Abstract
Polyneuropathy, Organomegaly, Endocrinopathy, Monoclonal Gammopathy, and Skin Changes (POEMS) syndrome is a rare paraneoplastic disorder caused by plasma cell proliferation and overproduction of cytokines, particularly vascular endothelial growth factor (VEGF). This complex syndrome affects multiple organ systems and presents with a broad range of clinical and laboratory manifestations, which can complicate both diagnosis and management. Not all components of the acronym are observed in every patient, highlighting the clinical heterogeneity of the condition. The case discussed herein illustrates the diagnostic approach to a patient suspected of having POEMS syndrome.

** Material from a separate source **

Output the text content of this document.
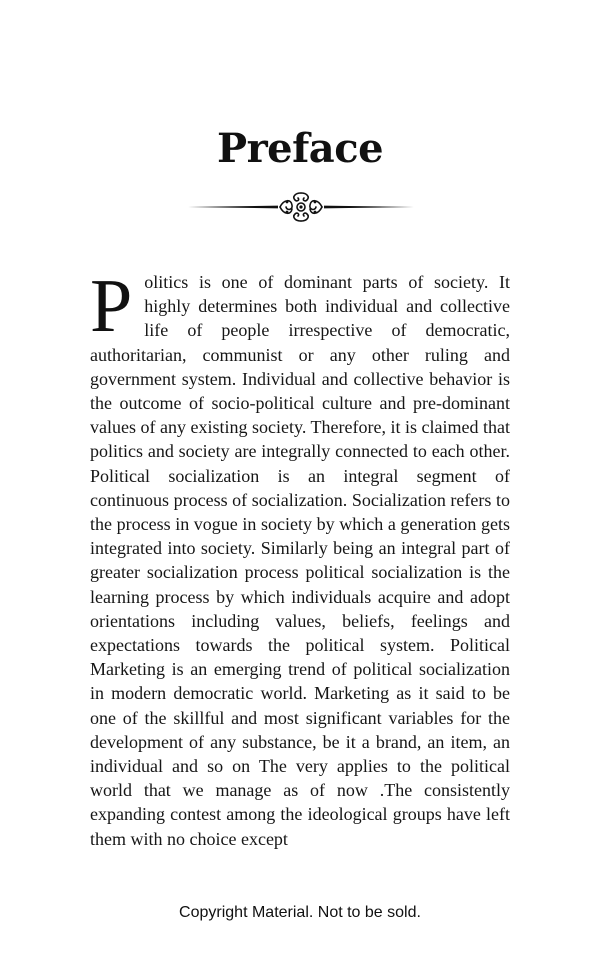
Preface

Politics is one of dominant parts of society. It highly determines both individual and collective life of people irrespective of democratic, authoritarian, communist or any other ruling and government system. Individual and collective behavior is the outcome of socio-political culture and pre-dominant values of any existing society. Therefore, it is claimed that politics and society are integrally connected to each other. Political socialization is an integral segment of continuous process of socialization. Socialization refers to the process in vogue in society by which a generation gets integrated into society. Similarly being an integral part of greater socialization process political socialization is the learning process by which individuals acquire and adopt orientations including values, beliefs, feelings and expectations towards the political system. Political Marketing is an emerging trend of political socialization in modern democratic world. Marketing as it said to be one of the skillful and most significant variables for the development of any substance, be it a brand, an item, an individual and so on The very applies to the political world that we manage as of now .The consistently expanding contest among the ideological groups have left them with no choice except

Copyright Material. Not to be sold.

Keywords: bone marrow aspirate, igg lambda, monoclonal gammopathy, plasma cell disorders, poems polyneuropathy
Introduction
Polyneuropathy, Organomegaly, Endocrinopathy, Monoclonal Gammopathy, and Skin Changes (POEMS) syndrome, formerly known as osteosclerotic myeloma, is a rare disorder characterized by a plasma cell neoplasm. It is now commonly referred to by its acronym, POEMS. The syndrome typically presents initially as progressive peripheral neuropathy, primarily affecting the lower limbs, and is characterized by axonal damage. The underlying pathophysiology of this clinical presentation is not well defined, but it is believed to be related to the overproduction of vascular endothelial growth factor (VEGF), as well as pro-inflammatory cytokines such as interleukin (IL)-1β, tumor necrosis factor-α (TNF-α), and IL-6 [1,2].
The onset of clinical manifestations is variable, complicating the diagnosis. Consequently, the time from the appearance of symptoms to the diagnosis of POEMS syndrome typically ranges from 13 to 18 months. Another less commonly recognized clinical presentation is referred to by the acronym PEST (Papilledema, Extravascular Volume Overload, Osteosclerotic Lesions, and Thrombosis) [3,4]. The diagnostic criteria for POEMS syndrome are stringent. Two mandatory criteria must be met, along with one major criterion from the three listed and at least one minor criterion from the six available. In this case, the clinical presentation is consistent with the nomenclature of the syndrome [5]. POEMS syndrome is considered a treatable condition. However, the median survival without treatment is approximately 33 months. Therefore, the primary treatment approach aims to prevent the progression of plasma cell proliferation, in addition to alleviating symptoms caused by the multisystem involvement of the disease. Part of the systemic treatment includes immunomodulators and proteasome inhibitors. Even in patients with a poor prognosis, the five-year survival rate is 71% [6,7].
Case presentation
A 40-year-old female nurse with an 18-year history of smoking and occasional black garlic intake presented with a one-year progressive course of sensory and motor disturbances. The patient initially developed dysesthesias in the pelvic limbs, which progressed to severe distal muscle fatigue and unintentional weight loss of 7 kg over the past three months. Subsequently, she experienced progressive weakness in the upper limbs, resulting in difficulty with grip strength. On admission, clinical examination revealed hepatomegaly and generalized skin hyperpigmentation, and a detailed neurological examination showed significant motor and sensory deficits.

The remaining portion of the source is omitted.